The true nature of point particles is also complicated, and how we interpret them depends on which view of the physics you’re taking. Right now, quantum field theories are the thing. So point particles aren’t classical balls or points. They’re excitations of an underlying electron field or photons are excitations of the electromagnetic field, etc.

The point-like properties manifest as the location of maximum energy and in how they interact with other fields and objects. The wavelike properties are viewable when the conditions don’t force the excitation to behave like a point.

Anonymous 0 Comments

[deleted]

Anonymous 0 Comments

Imagine the curve `1/x`. As x approaches 0, this curve shoots off to infinity. We say that the function `1/x` has a *singularity* at `x=0`. It truly is a point (`x=0`) with no width, because even for something e.g. very close like `x=0.0000001` you still get a definite answer: `1/0.0000001 = 10000000`. Only the actual point `x=0` itself is undefined.

This is basically like what the mathematics of general relativity predicts should happen inside a black hole – the gravitational acceleration and mass-energy density shoot off to infinity and the coordinate system “collapses in” on itself. (It literally *is* a division by zero, in the mathematics)

Indeed, you don’t even need general relativity to get singularities – even newton’s law of universal gravitation predicts a singularity around every point mass – the gravitational force approaches infinity as two objects get closer and closer. If two true point masses were to fall in on each other, newtonian physics predicts that they’d release an infinite amount of potential energy in doing so.

Note that electrons aren’t point masses – they’re quantum objects, which are spread out over a volume.
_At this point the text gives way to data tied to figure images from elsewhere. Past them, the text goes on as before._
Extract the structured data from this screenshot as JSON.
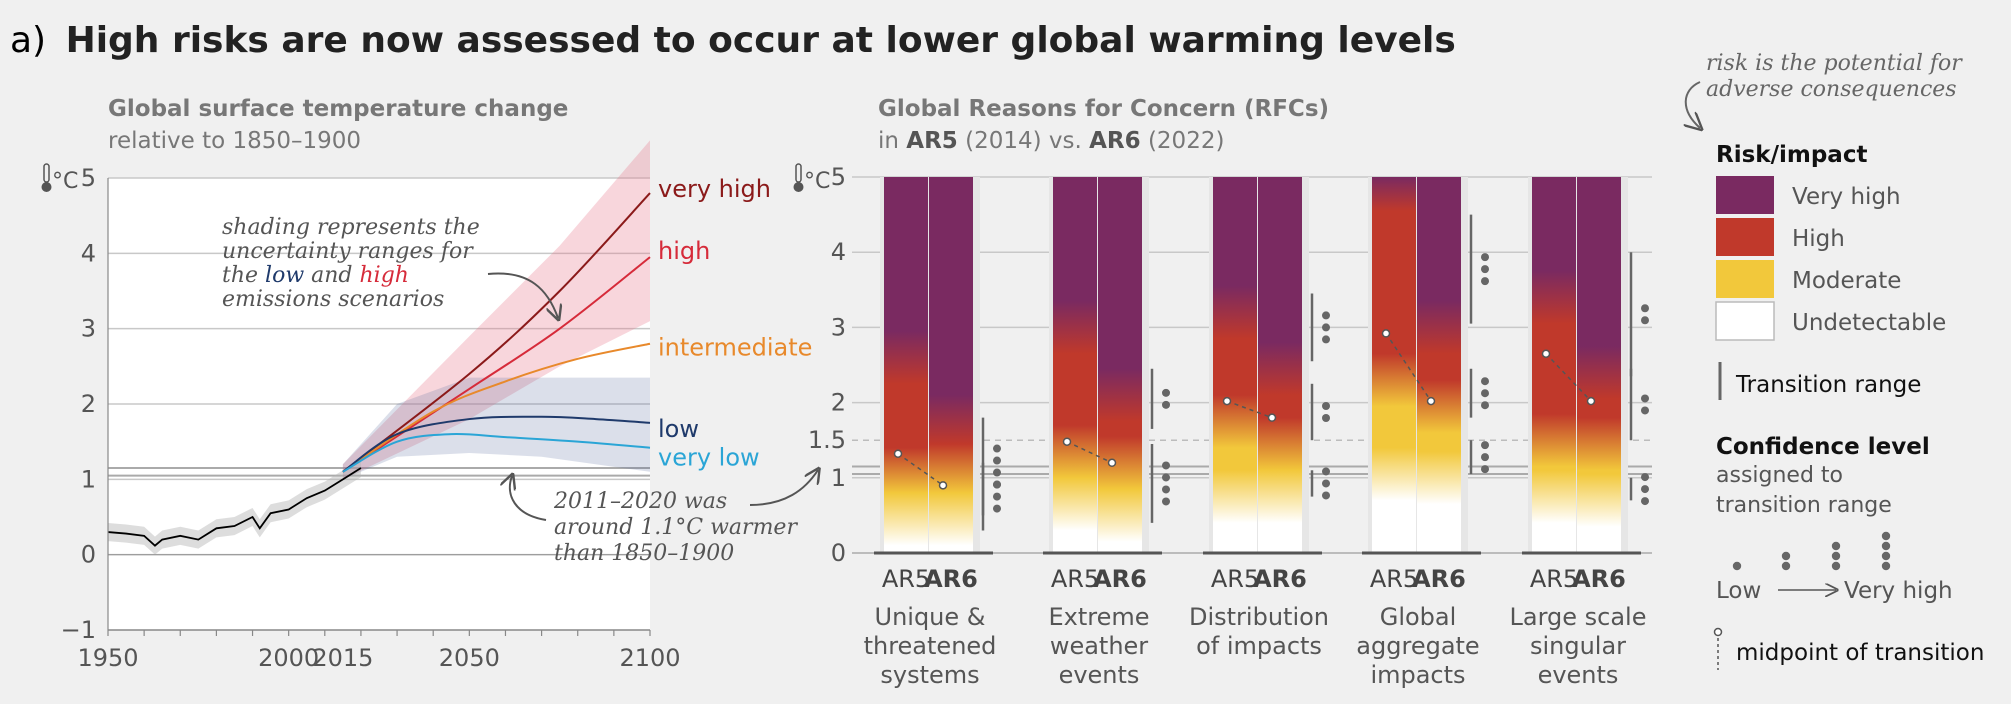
{
  "figure": {
    "panel_letter": "a)",
    "title": "High risks are now assessed to occur at lower global warming levels"
  },
  "left_panel": {
    "title_bold": "Global surface temperature change",
    "title_sub": "relative to 1850–1900"
  },
  "right_panel": {
    "title_bold": "Global Reasons for Concern (RFCs)",
    "subtitle_prefix": "in ",
    "ar5": "AR5",
    "ar5_year": " (2014) vs. ",
    "ar6": "AR6",
    "ar6_year": " (2022)",
    "unit": "°C"
  },
  "annotations": {
    "shading_l1": "shading represents the",
    "shading_l2": "uncertainty ranges for",
    "shading_l3a": "the ",
    "shading_low": "low",
    "shading_and": " and ",
    "shading_high": "high",
    "shading_l4": "emissions scenarios",
    "obs_l1": "2011–2020 was",
    "obs_l2": "around 1.1°C warmer",
    "obs_l3": "than 1850–1900",
    "risk_def_l1": "risk is the potential for",
    "risk_def_l2": "adverse consequences"
  },
  "legend": {
    "risk_title": "Risk/impact",
    "very_high": "Very high",
    "high": "High",
    "moderate": "Moderate",
    "undetectable": "Undetectable",
    "transition_range": "Transition range",
    "confidence_title": "Confidence level",
    "confidence_sub1": "assigned to",
    "confidence_sub2": "transition range",
    "low": "Low",
    "very_high_conf": "Very high",
    "midpoint": "midpoint of transition"
  },
  "colors": {
    "very_high": "#7a2a61",
    "high": "#c0392b",
    "moderate": "#f2c83b",
    "undetectable": "#ffffff",
    "scen_very_high": "#8b1a1a",
    "scen_high": "#d62b3a",
    "scen_intermediate": "#e8892b",
    "scen_low": "#1f3a6b",
    "scen_very_low": "#2aa5d6",
    "observed": "#000000"
  },
  "chart_data": [
    {
      "type": "line",
      "ylabel": "°C",
      "x_ticks": [
        "1950",
        "2000",
        "2015",
        "2050",
        "2100"
      ],
      "y_ticks": [
        "−1",
        "0",
        "1",
        "2",
        "3",
        "4",
        "5"
      ],
      "xlim": [
        1950,
        2100
      ],
      "ylim": [
        -1,
        5
      ],
      "observed": {
        "x": [
          1950,
          1955,
          1960,
          1963,
          1965,
          1970,
          1975,
          1980,
          1985,
          1990,
          1992,
          1995,
          2000,
          2005,
          2010,
          2015,
          2020
        ],
        "y": [
          0.3,
          0.28,
          0.25,
          0.12,
          0.2,
          0.25,
          0.2,
          0.35,
          0.38,
          0.5,
          0.35,
          0.55,
          0.6,
          0.75,
          0.85,
          1.0,
          1.15
        ]
      },
      "series": [
        {
          "name": "very high",
          "x": [
            2015,
            2050,
            2075,
            2100
          ],
          "y": [
            1.1,
            2.4,
            3.5,
            4.8
          ]
        },
        {
          "name": "high",
          "x": [
            2015,
            2050,
            2075,
            2100
          ],
          "y": [
            1.1,
            2.2,
            3.0,
            3.95
          ]
        },
        {
          "name": "intermediate",
          "x": [
            2015,
            2040,
            2060,
            2080,
            2100
          ],
          "y": [
            1.1,
            1.9,
            2.3,
            2.6,
            2.8
          ]
        },
        {
          "name": "low",
          "x": [
            2015,
            2030,
            2050,
            2070,
            2085,
            2100
          ],
          "y": [
            1.1,
            1.6,
            1.8,
            1.83,
            1.8,
            1.75
          ]
        },
        {
          "name": "very low",
          "x": [
            2015,
            2030,
            2045,
            2060,
            2080,
            2100
          ],
          "y": [
            1.1,
            1.5,
            1.6,
            1.56,
            1.5,
            1.42
          ]
        }
      ],
      "ranges": [
        {
          "name": "high",
          "x": [
            2015,
            2050,
            2075,
            2100
          ],
          "lo": [
            1.0,
            1.8,
            2.5,
            3.1
          ],
          "hi": [
            1.2,
            2.9,
            4.1,
            5.5
          ]
        },
        {
          "name": "low",
          "x": [
            2015,
            2030,
            2050,
            2070,
            2100
          ],
          "lo": [
            1.0,
            1.3,
            1.35,
            1.3,
            1.1
          ],
          "hi": [
            1.2,
            2.0,
            2.35,
            2.35,
            2.35
          ]
        }
      ]
    },
    {
      "type": "bar",
      "ylabel": "°C",
      "ylim": [
        0,
        5
      ],
      "y_ticks": [
        "0",
        "1",
        "1.5",
        "2",
        "3",
        "4",
        "5"
      ],
      "categories": [
        {
          "lines": [
            "Unique &",
            "threatened",
            "systems"
          ],
          "ar5": {
            "stops": [
              [
                0.0,
                "undetectable"
              ],
              [
                0.45,
                "moderate"
              ],
              [
                1.05,
                "high"
              ],
              [
                2.6,
                "very_high"
              ]
            ],
            "midpoint": 1.32
          },
          "ar6": {
            "stops": [
              [
                0.0,
                "undetectable"
              ],
              [
                0.45,
                "moderate"
              ],
              [
                1.1,
                "high"
              ],
              [
                1.75,
                "very_high"
              ]
            ],
            "midpoint": 0.9
          },
          "ranges": [
            [
              0.5,
              1.8
            ],
            [
              0.3,
              1.2
            ]
          ],
          "dots": [
            4,
            3
          ]
        },
        {
          "lines": [
            "Extreme",
            "weather",
            "events"
          ],
          "ar5": {
            "stops": [
              [
                0.0,
                "undetectable"
              ],
              [
                0.65,
                "moderate"
              ],
              [
                1.35,
                "high"
              ],
              [
                3.0,
                "very_high"
              ]
            ],
            "midpoint": 1.48
          },
          "ar6": {
            "stops": [
              [
                0.0,
                "undetectable"
              ],
              [
                0.5,
                "moderate"
              ],
              [
                1.2,
                "high"
              ],
              [
                2.1,
                "very_high"
              ]
            ],
            "midpoint": 1.2
          },
          "ranges": [
            [
              1.65,
              2.45
            ],
            [
              0.4,
              1.45
            ]
          ],
          "dots": [
            2,
            4
          ]
        },
        {
          "lines": [
            "Distribution",
            "of impacts"
          ],
          "ar5": {
            "stops": [
              [
                0.0,
                "undetectable"
              ],
              [
                0.75,
                "moderate"
              ],
              [
                1.75,
                "high"
              ],
              [
                3.2,
                "very_high"
              ]
            ],
            "midpoint": 2.02
          },
          "ar6": {
            "stops": [
              [
                0.0,
                "undetectable"
              ],
              [
                0.75,
                "moderate"
              ],
              [
                1.45,
                "high"
              ],
              [
                2.45,
                "very_high"
              ]
            ],
            "midpoint": 1.8
          },
          "ranges": [
            [
              2.55,
              3.45
            ],
            [
              1.5,
              2.25
            ],
            [
              0.75,
              1.1
            ]
          ],
          "dots": [
            3,
            2,
            3
          ]
        },
        {
          "lines": [
            "Global",
            "aggregate",
            "impacts"
          ],
          "ar5": {
            "stops": [
              [
                0.0,
                "undetectable"
              ],
              [
                1.05,
                "moderate"
              ],
              [
                2.3,
                "high"
              ],
              [
                4.9,
                "very_high"
              ]
            ],
            "midpoint": 2.92
          },
          "ar6": {
            "stops": [
              [
                0.0,
                "undetectable"
              ],
              [
                1.0,
                "moderate"
              ],
              [
                1.95,
                "high"
              ],
              [
                3.0,
                "very_high"
              ]
            ],
            "midpoint": 2.02
          },
          "ranges": [
            [
              3.05,
              4.5
            ],
            [
              1.8,
              2.45
            ],
            [
              1.05,
              1.5
            ]
          ],
          "dots": [
            3,
            3,
            3
          ]
        },
        {
          "lines": [
            "Large scale",
            "singular",
            "events"
          ],
          "ar5": {
            "stops": [
              [
                0.0,
                "undetectable"
              ],
              [
                0.75,
                "moderate"
              ],
              [
                1.5,
                "high"
              ],
              [
                3.4,
                "very_high"
              ]
            ],
            "midpoint": 2.65
          },
          "ar6": {
            "stops": [
              [
                0.0,
                "undetectable"
              ],
              [
                0.7,
                "moderate"
              ],
              [
                1.45,
                "high"
              ],
              [
                2.4,
                "very_high"
              ]
            ],
            "midpoint": 2.02
          },
          "ranges": [
            [
              2.35,
              4.0
            ],
            [
              1.5,
              2.45
            ],
            [
              0.7,
              1.0
            ]
          ],
          "dots": [
            2,
            2,
            3
          ]
        }
      ],
      "bar_labels": [
        "AR5",
        "AR6"
      ]
    }
  ]
}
And we don’t have a theory of quantum gravity so we have no idea what the correct equation is for describing their gravitational attraction.

Anonymous 0 Comments

In a quantum mechanical sense, electrons necessarily have volume.

They exist as a sort of cloud of probability in an atom, and the volume of that “cloud” can be worked out.
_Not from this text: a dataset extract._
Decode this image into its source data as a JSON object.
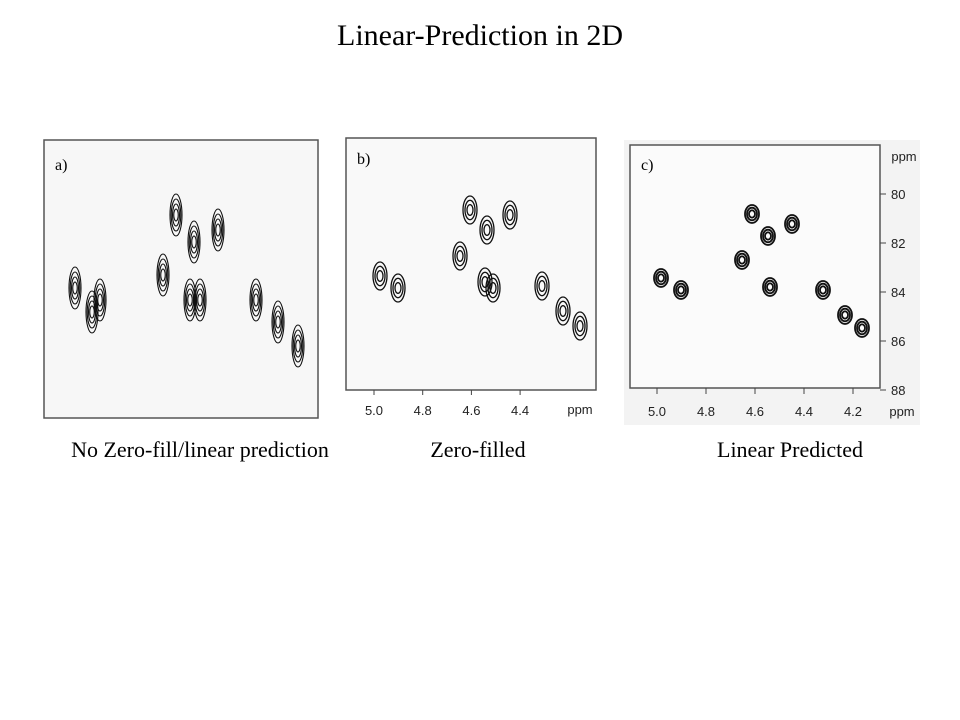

You can find the electron as a pointlike particle at a random location in that “cloud”, but the key word here is pointlike. It displays some some behavior as if it was a point, but if you measure its properties you will always find a length of some sort.

You will run into the wavelength of the electron, something called the de Broglie wavelength. This wavelength is equal to planck’s constant divided by the momentum of the particle.

If you think about it, and if you know a bit about quantum uncertainty, you might realize that trying to measure the electron smaller than that quickly becomes fruitless.

The more accurately you try to pinpoint the position of the electron, (in order to confirm it has no volume and is indeed a point) the less you know about its momentum. And the less you know about its momentum, the less you know about its de Broglie wavelength.

The fundamental limit as far as quantum mechanics goes is what’s called the planck length, or planck volume for volumes. Smaller than that and we end up with 100% quantum uncertainties. So it’s impossible to measure the wavelength of an electron to be any smaller.